Две другие подлетевшие мамы держали теперь Никитину маму за руки, третья толкала ее в спину, точно каталку с больным ребенком.
Хлопнула дверь — и из ординаторской со смехом, звеневшим, как разбитая хрустальная посуда, выбежали раскрасневшиеся врачи. Маму Никиты два мужчины-врача оттащили от балкона — и тут же медсестра сделала ей успокоительный укол, но она вырвалась и опять полезла на стену, точно только по стене можно было найти выход из тупика, в который их с сыном каждый день загоняла болезнь. Она снова и снова бросалась к стене, точно боксер, отрабатывающий приемы, к груше, и дети стояли кучкой рядом и наблюдали это жуткое зрелище. Вике казалось, что волосенки на ее коже встали дыбом. И еще она очень боялась, что ее мама тоже может полезть на стену, и в этом будет виновата она.

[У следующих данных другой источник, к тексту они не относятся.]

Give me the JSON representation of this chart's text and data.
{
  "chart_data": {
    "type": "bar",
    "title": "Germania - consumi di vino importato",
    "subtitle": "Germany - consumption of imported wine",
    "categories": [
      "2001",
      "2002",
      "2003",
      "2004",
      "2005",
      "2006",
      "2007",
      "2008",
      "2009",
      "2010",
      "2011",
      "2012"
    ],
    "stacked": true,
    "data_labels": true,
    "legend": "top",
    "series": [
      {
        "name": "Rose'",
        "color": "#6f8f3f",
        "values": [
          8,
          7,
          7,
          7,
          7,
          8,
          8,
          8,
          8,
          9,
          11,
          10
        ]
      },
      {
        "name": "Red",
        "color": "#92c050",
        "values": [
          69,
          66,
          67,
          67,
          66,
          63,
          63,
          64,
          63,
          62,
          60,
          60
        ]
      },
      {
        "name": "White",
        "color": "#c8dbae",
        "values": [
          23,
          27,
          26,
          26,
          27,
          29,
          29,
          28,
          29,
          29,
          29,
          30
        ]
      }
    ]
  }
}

Через полчаса после укола тетя Наташа успокоилась, обмякла в руках удерживающих ее женщин, стала похожа на пугало в огороде в безветренную погоду. Глаза ее закрывались и открывались снова, как у Викиной пластмассовой куклы Оксаны, когда она ее неосторожно наклоняла. Никитину маму увели в Викину палату и положили на освободившуюся койку: впереди были выходные. Ей снова и снова кололи снотворное, не давая проснуться и возвратиться в действительность, в которой ее сыну делали под наркозом блокаду. Викина мама ухаживала за Викой и тетей Наташей два дня. Лампа в палате двое суток не выключалась, но к Вике во сне все равно прилетала красная рука, которая ловко карабкалась по стене куда-то наверх, оставляя кровавые следы. Рука билась о стену, точно ночная бабочка о стекло, за которым разлит медом свет. Капли крови падали на Вику, точно красные ягоды брусники. Потом рука срывалась со стены и летела прямиком на девочку, шевеля узловатыми, распухшими в суставах подагрическими пальцами.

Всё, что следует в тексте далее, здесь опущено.